In strikingly warm language, Mr. Xi spoke at the Nazarbayev University in Astana about a Chinese-financed new Silk Road that would run from China through Central Asia to Europe.

It is a theme that the United States used to invoke, too, with Secretary of State Hillary Rodham Clinton talking in 2011 about a north-south Silk Road that would connect the Central Asian nations to Afghanistan by rail and road. But little is heard of that now. In Mr. Xi’s vision, China’s east-west Silk Road is seen as a more natural fit than Mrs. Clinton’s notion because the Chinese route retraces the ancient trade routes. “This is practical cooperation,” Mr. Xi said as President Nursultan Nazarbayev sat next to him on the podium at Nazarbayev University.

It is not all plain sailing for China in Central Asia. There are fears, bordering on xenophobia, some Kazakhs say, of a hugely populated and rich China, and the angst is particularly keen in Kazakhstan, a place of only 16 million people in a land larger than Western Europe.

China was forced to accept the Kazakhstan government’s limits on Chinese workers. That holds back even more Chinese investment in Kazakhstan, said a Chinese manager in Atyrau.

Whether Kashagan turns out to be a real prize for China remains a question. China has coveted the oil at Kashagan since it was discovered in 2000.

Efforts by the China National Offshore Oil Company and Sinopec to join the Western-led consortium in 2003 were rejected because the founding companies believed the field would be so productive they wanted it all for themselves, said Edward C. Chow, senior fellow at the Center for Strategic and International Studies and a former executive with the Chevron Corporation.

The Chinese revived their interest last year when Texas-based ConocoPhillips decided to sell its share back to Kazakhstan. At first, it appeared India’s Oil and Natural Gas Corporation would buy ConocoPhillips’s share. But at a meeting between Mr. Xi and Mr. Nazarbayev in China in the spring, the Kazakh leader said he preferred China to India, and he handed Beijing a prime role in the project, Indian and Chinese officials said.

Although the early oil at Kashagan has begun to flow, the Western oil companies remain frustrated at the enormous technical difficulties caused by the depth of the oil in the seabed, and the high sulfur content of the oil, Mr. Chow said. The companies are also disheartened by the more than $40 billion expense so far for relatively low initial output of 375,000 barrels a day, he said.

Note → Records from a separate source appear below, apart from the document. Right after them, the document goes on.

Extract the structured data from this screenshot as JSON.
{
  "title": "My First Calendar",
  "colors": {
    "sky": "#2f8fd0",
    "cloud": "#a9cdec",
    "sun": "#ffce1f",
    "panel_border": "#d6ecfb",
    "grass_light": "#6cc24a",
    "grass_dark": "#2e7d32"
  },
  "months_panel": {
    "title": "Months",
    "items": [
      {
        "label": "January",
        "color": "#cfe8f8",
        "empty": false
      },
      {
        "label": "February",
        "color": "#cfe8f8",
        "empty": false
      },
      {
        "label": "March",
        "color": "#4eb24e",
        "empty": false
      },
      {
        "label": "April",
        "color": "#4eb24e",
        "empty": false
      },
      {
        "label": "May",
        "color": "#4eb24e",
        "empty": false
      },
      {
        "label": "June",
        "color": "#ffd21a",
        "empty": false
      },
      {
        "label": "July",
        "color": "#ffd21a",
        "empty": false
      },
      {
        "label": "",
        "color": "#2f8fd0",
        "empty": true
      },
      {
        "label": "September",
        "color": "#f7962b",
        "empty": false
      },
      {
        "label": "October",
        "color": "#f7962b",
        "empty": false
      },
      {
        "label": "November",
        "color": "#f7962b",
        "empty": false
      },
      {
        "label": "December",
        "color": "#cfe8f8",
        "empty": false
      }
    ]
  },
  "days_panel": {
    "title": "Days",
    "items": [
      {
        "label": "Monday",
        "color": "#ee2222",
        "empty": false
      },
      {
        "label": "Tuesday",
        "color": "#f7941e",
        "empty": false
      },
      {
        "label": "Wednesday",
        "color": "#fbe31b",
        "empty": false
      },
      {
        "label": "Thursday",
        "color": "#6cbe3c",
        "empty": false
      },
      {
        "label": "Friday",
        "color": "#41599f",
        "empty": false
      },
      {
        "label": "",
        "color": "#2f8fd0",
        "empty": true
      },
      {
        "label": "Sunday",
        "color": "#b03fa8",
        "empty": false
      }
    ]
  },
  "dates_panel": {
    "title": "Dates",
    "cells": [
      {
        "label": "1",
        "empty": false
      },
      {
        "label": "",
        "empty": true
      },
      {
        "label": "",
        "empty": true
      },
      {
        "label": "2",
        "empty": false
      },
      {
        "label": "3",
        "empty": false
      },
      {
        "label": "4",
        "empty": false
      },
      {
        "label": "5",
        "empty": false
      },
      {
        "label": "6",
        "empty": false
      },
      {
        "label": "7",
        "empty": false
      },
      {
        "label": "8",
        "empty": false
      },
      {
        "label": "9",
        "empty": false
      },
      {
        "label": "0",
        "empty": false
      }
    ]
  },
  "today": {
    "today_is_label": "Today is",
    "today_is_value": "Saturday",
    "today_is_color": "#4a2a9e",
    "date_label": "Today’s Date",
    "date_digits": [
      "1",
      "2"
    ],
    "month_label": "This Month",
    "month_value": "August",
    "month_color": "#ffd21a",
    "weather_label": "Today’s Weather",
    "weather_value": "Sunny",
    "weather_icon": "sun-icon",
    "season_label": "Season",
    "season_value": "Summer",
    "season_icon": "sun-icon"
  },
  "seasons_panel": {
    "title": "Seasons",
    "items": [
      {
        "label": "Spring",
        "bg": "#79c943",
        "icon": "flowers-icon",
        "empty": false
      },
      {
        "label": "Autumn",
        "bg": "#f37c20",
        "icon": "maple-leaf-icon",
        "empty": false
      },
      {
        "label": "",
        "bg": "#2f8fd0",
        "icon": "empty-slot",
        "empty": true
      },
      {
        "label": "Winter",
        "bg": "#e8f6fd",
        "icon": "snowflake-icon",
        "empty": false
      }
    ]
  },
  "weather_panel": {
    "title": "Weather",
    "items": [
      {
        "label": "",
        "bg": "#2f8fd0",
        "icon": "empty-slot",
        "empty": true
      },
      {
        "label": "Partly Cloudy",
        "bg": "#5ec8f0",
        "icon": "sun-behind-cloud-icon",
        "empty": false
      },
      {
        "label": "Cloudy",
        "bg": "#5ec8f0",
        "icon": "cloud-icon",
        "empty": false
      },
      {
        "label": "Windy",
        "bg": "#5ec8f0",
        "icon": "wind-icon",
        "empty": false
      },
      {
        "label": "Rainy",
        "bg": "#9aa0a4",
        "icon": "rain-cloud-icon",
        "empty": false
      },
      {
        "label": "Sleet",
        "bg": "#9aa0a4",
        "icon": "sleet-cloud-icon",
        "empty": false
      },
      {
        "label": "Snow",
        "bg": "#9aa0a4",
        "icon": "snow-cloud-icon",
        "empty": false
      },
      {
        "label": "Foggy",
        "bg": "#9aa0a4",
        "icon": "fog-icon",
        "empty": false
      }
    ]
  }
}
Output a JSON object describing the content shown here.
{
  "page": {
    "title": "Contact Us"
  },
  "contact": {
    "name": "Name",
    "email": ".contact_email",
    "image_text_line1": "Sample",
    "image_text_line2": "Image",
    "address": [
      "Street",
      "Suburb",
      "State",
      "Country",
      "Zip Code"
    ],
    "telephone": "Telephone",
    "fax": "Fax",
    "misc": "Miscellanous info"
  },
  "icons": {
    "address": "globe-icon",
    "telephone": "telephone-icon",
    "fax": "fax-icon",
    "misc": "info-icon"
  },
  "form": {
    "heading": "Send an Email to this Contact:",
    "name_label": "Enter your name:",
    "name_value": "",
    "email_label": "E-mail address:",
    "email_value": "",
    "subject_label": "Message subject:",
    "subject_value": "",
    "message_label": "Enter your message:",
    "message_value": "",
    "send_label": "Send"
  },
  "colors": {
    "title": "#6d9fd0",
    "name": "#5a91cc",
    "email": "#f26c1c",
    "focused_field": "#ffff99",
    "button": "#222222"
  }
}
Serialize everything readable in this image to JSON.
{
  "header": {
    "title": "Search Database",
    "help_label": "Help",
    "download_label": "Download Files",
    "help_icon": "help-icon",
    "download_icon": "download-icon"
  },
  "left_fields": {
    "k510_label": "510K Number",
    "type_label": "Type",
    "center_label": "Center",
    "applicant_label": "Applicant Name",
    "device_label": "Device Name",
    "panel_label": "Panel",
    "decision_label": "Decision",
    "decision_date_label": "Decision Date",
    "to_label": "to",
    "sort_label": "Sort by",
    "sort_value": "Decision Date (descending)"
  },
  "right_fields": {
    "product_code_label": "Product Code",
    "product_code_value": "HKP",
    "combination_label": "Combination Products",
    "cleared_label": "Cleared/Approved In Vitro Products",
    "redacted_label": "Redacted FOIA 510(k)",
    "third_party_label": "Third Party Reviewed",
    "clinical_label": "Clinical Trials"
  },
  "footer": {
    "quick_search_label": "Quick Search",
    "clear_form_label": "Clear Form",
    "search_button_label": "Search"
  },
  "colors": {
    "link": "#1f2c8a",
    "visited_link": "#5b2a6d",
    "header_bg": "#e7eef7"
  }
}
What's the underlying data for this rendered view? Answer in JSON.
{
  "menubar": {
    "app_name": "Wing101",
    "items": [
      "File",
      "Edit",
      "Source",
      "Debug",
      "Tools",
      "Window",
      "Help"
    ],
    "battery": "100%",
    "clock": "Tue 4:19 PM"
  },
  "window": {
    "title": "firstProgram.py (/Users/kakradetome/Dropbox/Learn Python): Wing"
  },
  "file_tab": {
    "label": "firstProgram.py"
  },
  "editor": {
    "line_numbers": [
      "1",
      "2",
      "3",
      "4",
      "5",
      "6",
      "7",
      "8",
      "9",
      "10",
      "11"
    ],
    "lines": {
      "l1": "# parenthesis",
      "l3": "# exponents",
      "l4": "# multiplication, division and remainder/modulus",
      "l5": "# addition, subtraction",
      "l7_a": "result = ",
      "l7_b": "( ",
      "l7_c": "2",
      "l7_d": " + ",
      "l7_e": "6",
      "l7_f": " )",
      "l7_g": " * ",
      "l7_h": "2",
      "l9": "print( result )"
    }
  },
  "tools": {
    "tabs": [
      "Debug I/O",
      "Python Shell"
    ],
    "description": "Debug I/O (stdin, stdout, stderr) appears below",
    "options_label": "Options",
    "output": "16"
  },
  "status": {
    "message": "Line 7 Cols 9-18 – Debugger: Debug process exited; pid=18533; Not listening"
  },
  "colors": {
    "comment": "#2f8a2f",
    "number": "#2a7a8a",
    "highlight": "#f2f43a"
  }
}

Yet, China is well positioned for a bigger role, including directing the oil to China rather than to the West when more production becomes available, he said.

In Mr. Xi, Mr. Nazarbayev has another suitor he can turn to if the talks with the Western oil companies get tough.

Indeed, Mr. Nazarbayev, 73, a former Communist Party chief from the Soviet era, appears to have cultivated a special relationship with Mr. Xi, 60, China’s new Communist Party secretary-general. They spent 14 hours together during Mr. Xi’s visit, including some informal sessions: breakfast as they flew between cities in Kazakhstan, and a nighttime get-together at Mr. Xi’s hotel in Astana, Mr. Le said.

“They drank vodka together, and talked a lot,” he said.